La primera vez que ingresaron al negocio de don Gregorio, los delincuentes desvalijaron los estantes. "Sólo me dejaron unos paquetes de polenta. Se llevaron hasta la balanza y una garrafa. Se imagina lo que fue para mí volver a empezar", dijo el hombre, apenado. Los ladrones rompieron una ventana y se llevaron las celosías. Una semana después, le ofrecieron comprarla. "Me la vendieron a $20. No me quedó otra que comprarla, porque una nueva me hubiera salido mucho más cara", explicó.

Claudia es la propietaria del cachorro de siete meses que acompaña todos los días a don Gregorio, su vecino. "Dejo que se quede con él, porque le hace compañía. Como vivimos al lado, compartimos gastos", contó la mujer. Aprovechando que el perro aún es chico, los ladrones se lo llevaron dos veces. Y en ambas ocasiones, reclamaron una recompensa para devolver al perro. "Pagamos $200 las dos veces. Ya no sabemos que hacer", explicó Claudia.

Ayer a la mañana, "Palito" desapareció nuevamente. Con una foto en sus manos, recorren varias casas de la orilla del canal, preguntando por él. "Seguro volverán a pedir dinero para devolver al perro", dijo Claudia. Además del animal, a don Gregorio le llevaron gaseosas, cervezas y otras mercaderías.

Claudia contó que cuando desvalijaron la despensa, fue hasta la casa de los supuestos ladrones. En una habitación estaba toda la mercadería y la balanza. "Pero llamé a la Policía y me dijeron que sin orden judicial no podían entrar a la casa. Todo quedó en la nada", expresó.

La situación no se agota con los constantes saqueos que sufre el comerciante. José Benigno Páez está indignado. Es la segunda vez en pocas semanas que le roban los cables que conectan el tendido eléctrico con su casa. "Estoy sin luz de nuevo. Y lo peor de todo es que la empresa que suministra el servicio me cobra para volver a conectarme. No sé de donde sacaré la plata", manifestó Páez. Además, el hombre dijo que una vez le robaron seis chapas de uno del techo de la vivienda.

La segunda vez que robaron a "Palito", Claudia encerró en su casa al ladrón que intentaba cobrar la recompensa. Llamó a la Policía, y del otro lado le respondieron que no tenían personal disponible. "¿Puede tenerlo hasta las 14.30?", le preguntó el operador que atendió el teléfono. Cuando media hora más tarde volvió a comunicarse con la dependencia policial, le solicitaron que extienda el encierro hasta las 16. "Era el mediodía. Se imagina que no iba a ser yo la que tenga preso en mi casa al chico. Así que tuve que abrirle la puerta y se fue", dijo Claudia.

Por los techos

"Volvía a casa a la medianoche y vi las luces prendidas. Al acercarme a la puerta, observé que la cadena estaba abierta y se escuchaban ruidos adentro. Me fui hasta un vecino y volvimos con un machete. Entonces, los escuchamos que corrían por los techos", contó Isabel Mendoza.

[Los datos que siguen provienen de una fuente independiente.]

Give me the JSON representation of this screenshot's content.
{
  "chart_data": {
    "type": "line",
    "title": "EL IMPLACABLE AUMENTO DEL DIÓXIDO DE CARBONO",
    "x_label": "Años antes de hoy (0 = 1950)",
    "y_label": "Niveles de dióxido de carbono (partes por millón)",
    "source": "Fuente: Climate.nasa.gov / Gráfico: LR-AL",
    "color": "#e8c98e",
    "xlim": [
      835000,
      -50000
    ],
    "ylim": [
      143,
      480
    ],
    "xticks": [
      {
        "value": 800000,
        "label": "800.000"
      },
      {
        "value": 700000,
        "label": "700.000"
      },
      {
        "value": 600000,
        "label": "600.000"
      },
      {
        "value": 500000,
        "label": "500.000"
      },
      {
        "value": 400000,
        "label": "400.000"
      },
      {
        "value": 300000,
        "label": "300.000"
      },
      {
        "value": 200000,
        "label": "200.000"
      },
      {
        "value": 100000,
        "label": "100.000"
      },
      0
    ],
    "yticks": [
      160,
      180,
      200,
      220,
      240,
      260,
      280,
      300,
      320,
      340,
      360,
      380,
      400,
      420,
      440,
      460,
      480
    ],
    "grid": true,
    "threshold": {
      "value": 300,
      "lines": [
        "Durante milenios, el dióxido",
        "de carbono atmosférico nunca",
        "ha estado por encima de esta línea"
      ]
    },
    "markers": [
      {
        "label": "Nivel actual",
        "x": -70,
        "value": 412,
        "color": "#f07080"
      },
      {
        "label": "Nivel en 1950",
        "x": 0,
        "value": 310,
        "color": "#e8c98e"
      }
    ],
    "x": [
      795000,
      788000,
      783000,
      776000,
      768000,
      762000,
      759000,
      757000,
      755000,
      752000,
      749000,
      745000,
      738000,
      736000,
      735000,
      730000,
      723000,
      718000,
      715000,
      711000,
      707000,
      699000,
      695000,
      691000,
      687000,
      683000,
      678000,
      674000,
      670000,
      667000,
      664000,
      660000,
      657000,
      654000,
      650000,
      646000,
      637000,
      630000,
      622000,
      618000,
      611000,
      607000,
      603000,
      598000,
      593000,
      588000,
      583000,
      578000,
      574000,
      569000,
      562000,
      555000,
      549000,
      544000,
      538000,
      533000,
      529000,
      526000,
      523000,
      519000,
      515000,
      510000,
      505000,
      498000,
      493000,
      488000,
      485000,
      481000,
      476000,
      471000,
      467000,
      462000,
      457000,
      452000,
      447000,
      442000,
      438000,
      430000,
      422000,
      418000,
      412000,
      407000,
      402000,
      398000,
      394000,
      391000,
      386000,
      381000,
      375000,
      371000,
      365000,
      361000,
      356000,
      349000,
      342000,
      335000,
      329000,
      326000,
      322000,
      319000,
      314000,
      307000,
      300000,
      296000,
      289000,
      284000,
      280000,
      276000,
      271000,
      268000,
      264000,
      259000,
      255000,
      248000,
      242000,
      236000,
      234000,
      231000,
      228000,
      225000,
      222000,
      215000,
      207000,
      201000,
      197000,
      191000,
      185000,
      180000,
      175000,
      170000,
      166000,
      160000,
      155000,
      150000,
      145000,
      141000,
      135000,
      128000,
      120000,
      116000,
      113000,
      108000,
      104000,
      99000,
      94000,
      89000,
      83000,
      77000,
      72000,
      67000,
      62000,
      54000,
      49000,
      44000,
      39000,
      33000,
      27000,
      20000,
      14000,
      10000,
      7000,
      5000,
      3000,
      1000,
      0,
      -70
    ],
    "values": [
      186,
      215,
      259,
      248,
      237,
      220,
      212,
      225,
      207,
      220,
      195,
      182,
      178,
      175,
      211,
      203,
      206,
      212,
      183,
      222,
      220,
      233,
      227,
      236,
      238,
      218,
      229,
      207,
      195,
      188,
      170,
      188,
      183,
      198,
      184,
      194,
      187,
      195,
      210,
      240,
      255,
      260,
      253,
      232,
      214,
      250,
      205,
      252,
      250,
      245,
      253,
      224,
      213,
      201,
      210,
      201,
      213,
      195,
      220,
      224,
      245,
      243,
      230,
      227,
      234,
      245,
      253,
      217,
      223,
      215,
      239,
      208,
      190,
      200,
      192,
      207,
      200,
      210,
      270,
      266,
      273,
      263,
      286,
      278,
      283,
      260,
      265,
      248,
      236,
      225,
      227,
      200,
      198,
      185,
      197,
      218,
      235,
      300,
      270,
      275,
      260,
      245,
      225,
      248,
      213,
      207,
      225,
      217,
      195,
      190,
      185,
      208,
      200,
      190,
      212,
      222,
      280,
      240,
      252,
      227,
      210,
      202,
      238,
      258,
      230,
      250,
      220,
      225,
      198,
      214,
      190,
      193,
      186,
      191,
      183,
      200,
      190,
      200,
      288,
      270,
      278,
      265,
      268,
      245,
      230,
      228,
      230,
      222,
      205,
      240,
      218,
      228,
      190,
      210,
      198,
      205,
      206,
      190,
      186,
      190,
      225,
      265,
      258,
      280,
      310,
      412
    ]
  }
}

Al ingresar a la vivienda, encontró las habitaciones revueltas y faltaban los teléfonos celulares y otros elementos. "Llamé a la seccional. Vinieron a los tres días. Yo ya había acomodado todo, no podía dejar todo desordenado", comentó Mendoza.

Ese fue uno de los dos robos que sufrió dentro de su vivienda, pero afirmó que constantemente le sustraen cosas del patio trasero. "Tuve que enrejar todas las puertas. Incluso, hice más alta la tapia de atrás, pero de alguna manera se las ingenian para saltar. No puedo dejar nada en el patio", dijo. La misma situación fue descripta por don Gregorio. En un descuido, le roban las cosas que deja en el patio o en la cocina, cuya puerta fue violentada en varias ocasiones. "Me acosté a dormir la siesta y cuando desperté, me habían sacado la plata de la camisa que había dejado en una silla y los documentos estaban tirados en el suelo. No sé como hicieron, pero abrieron el candado de la puerta", comentó. Nadie sabía hasta noche qué suerte había corrido "Palito".